My Own Particular Levee
On the first day of our family vacation, my husband rented a boogie board and my daughter dug holes in the sand.
I lay faceplanted on a towel for two hours, stress radiating off my body and seeping out my pores.
As I lay there, scenes from the previous few days played out. Thoughts of things I should've done at BlogHer -- people I should've met, things I should've said, posts I should've written -- rattled around. Every once in a while, my husband or daughter would come up to me, puzzled at my muteness. I'm normally an energetic person. Instead, I just lay there like a beached whale. Every once in a while, tears trickled out onto the sand.

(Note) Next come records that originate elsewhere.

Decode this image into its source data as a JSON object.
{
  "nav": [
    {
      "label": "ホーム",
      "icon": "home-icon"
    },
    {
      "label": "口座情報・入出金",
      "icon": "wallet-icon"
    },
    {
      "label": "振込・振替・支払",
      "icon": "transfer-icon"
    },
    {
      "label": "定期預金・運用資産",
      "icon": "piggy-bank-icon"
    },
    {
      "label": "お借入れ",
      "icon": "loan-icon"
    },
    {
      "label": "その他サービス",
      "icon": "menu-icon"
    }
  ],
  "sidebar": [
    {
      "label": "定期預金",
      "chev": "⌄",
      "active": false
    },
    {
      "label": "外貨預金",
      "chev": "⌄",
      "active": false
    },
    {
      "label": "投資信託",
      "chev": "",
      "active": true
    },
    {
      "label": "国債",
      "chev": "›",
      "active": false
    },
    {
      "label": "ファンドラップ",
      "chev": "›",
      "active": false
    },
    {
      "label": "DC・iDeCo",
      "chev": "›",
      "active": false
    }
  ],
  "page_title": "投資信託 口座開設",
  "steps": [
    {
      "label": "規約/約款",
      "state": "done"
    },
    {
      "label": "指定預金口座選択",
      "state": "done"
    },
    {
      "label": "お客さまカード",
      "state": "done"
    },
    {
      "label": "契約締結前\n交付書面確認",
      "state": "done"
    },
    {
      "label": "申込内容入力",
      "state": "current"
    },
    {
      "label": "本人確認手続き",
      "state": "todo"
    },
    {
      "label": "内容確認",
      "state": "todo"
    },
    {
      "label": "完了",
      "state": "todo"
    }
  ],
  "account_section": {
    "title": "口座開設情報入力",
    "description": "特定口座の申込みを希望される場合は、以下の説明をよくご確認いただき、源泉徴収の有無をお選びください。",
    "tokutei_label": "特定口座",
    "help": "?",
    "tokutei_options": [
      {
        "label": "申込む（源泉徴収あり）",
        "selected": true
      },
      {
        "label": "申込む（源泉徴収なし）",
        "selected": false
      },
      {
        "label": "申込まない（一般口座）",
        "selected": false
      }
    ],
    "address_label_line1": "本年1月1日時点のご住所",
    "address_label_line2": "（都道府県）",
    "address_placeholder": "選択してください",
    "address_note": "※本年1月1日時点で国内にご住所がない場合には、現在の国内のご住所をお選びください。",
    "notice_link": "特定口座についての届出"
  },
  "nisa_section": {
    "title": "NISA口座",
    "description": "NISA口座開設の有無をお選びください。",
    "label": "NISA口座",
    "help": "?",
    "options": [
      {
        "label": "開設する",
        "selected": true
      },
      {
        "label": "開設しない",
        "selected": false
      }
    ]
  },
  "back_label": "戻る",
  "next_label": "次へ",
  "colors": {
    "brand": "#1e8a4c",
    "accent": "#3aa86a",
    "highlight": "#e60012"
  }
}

After the beach, we drove an hour and a half up the coast and I fell asleep somewhere near Miramar, the hard, shuddering, paralysis sort of sleep, the sort I had every night during my vacation. Did you hear the people next door slamming doors? No. Did you hear the storm? No. I heard nothing. I slept the sleep of the dead.
Last week, I built a levee: No email. No Twitter. No blogging. No Internet.
I kept it up all week long, even after we came back home. I took my daughter shopping for school supplies. I went sailing with my husband. I sorted through the clothes I'd worn at BlogHer as though they were someone else's from a different lifetime.
While I was faceplanted in that sand on the beach, I asked myself why modern life is so much, why it all never ends. Maybe it's laptops, I thought. No, maybe it's email on our phones. Or the economy. Or the flexible nature of modern work, yes, that's it!
Maybe. But I don't have to have a blog. I don't have to write a novel. I don't have to volunteer on an arts board. I don't have to work beyond forty hours a week.
I don't have to have any friends.
As we were leaving San Diego, I asked my husband about the sea walls. They seemed pretty short to me, fairly useless against an ocean. He pointed out how far they were up the beach. I thought about the flooding along the Missouri River, how difficult it is to contain surging water.
I have shitty levees in my life.
Yesterday I picked back up the reins after a week away. At five I picked up my daughter and took her to meet her new teacher for second grade. We went to dinner. I gave her a bath, complete with a Wizard of Oz Celebriducks singing contest. I called my parents.
I didn't look at my laptop or my cell phone even though it literally made me nauseous not to do so.
I know from looking at my inboxes this morning that the email piled up against that levee last night. Even now -- by taking the time to take my daughter to summer camp and write this post -- it's threatening to spill over.
Should I move it farther up the beach? Build it higher? Take it down and let the world overwhelm me the way it did right before vacation? My sandbags never seem to hold for longer than two days, and I often grow weary of rebuilding.